裏表紙「阿部看護婦長、またの名を〈血まみれのマリア〉は心に決めた。温泉に行こう。雪に埋もれた山奥の一軒宿がいい…。大都会の野戦病院救命救急センターをあとに、彼女がめざしたのは―なんと我らが『プリズンホテル』。真冬の温泉宿につどうのは、いずれも事情ありのお客人。天才登山家、患者を安楽死させた医師、リストラ寸前の編集者。命への慈しみに満ちた、癒しの宿に今夜も雪が降りつもる。」

 

極道小説家木戸孝之介は山の上ホテルで恋愛小説を書いていた。

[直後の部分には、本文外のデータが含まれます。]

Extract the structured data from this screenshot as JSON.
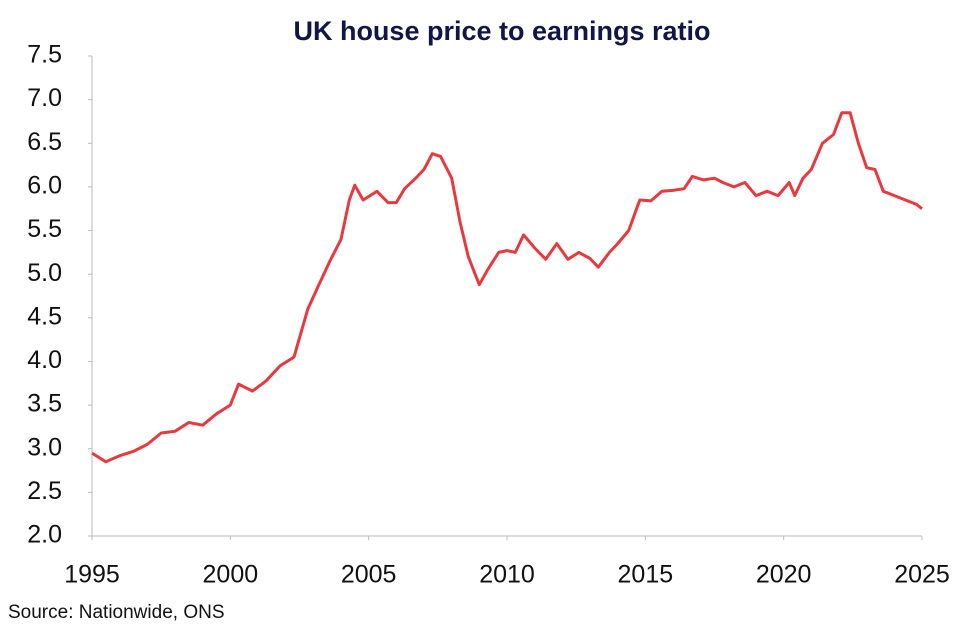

そこへ丹青出版文芸部の萩原みどりという女性編集者が原稿を取りに来た。泣きながら頼まれて仕方なく承諾したが、やっぱり奥湯元あじさいホテル、通称プリズンホテルに逃げ出した。救急救命センターで自らが法律だと豪語する阿部看護婦長がプリズンホテルに訪れた。

 

一人の医師が逗留していた。名を平岡正史という。彼はガン末期患者などを扱う終末医療専門の医者だった。秋口に関東桜会の相良総長の最後を看取り、そして彼は自分の行う終末医療の何たるかを知ってしまい、安楽死という手段を患者に使ってしまう。彼は悩んでいた。相良直吉は終末医療での苦痛を取り除く麻酔投与を悉く拒み、苦痛に三ヶ月も耐えぬいた挙句に死んでいった。直吉は自分が麻薬に手を出したら子分に示しがつかない、自分を破門しなきゃらなないと言っていたが、とてつもなく強い意思で苦痛を表に出さなかった。結局自分がしていた医療行為というのは、直吉という老人に対して徹底的に苛め抜く苦痛を与えつづける行為でしかなかったという事に直吉が死ぬまで気付かなかった。そんな自分に嫌気が差していた。慈悲という名の死を与えるのもまた医者の医療行為の一部なのではないかと平岡は考えて、安楽死を実行してしまった。発作的ではなく、あくまで自分の意志でだ。自分は苦しまなければならない、直吉の分まで。安楽死の一件はすぐに露見して、大きな事件になった。世間からの目が厳しくなった頃、相良の子分をしていたここ奥湯元あじさいホテルのオーナー木戸仲蔵に誘われたのだった。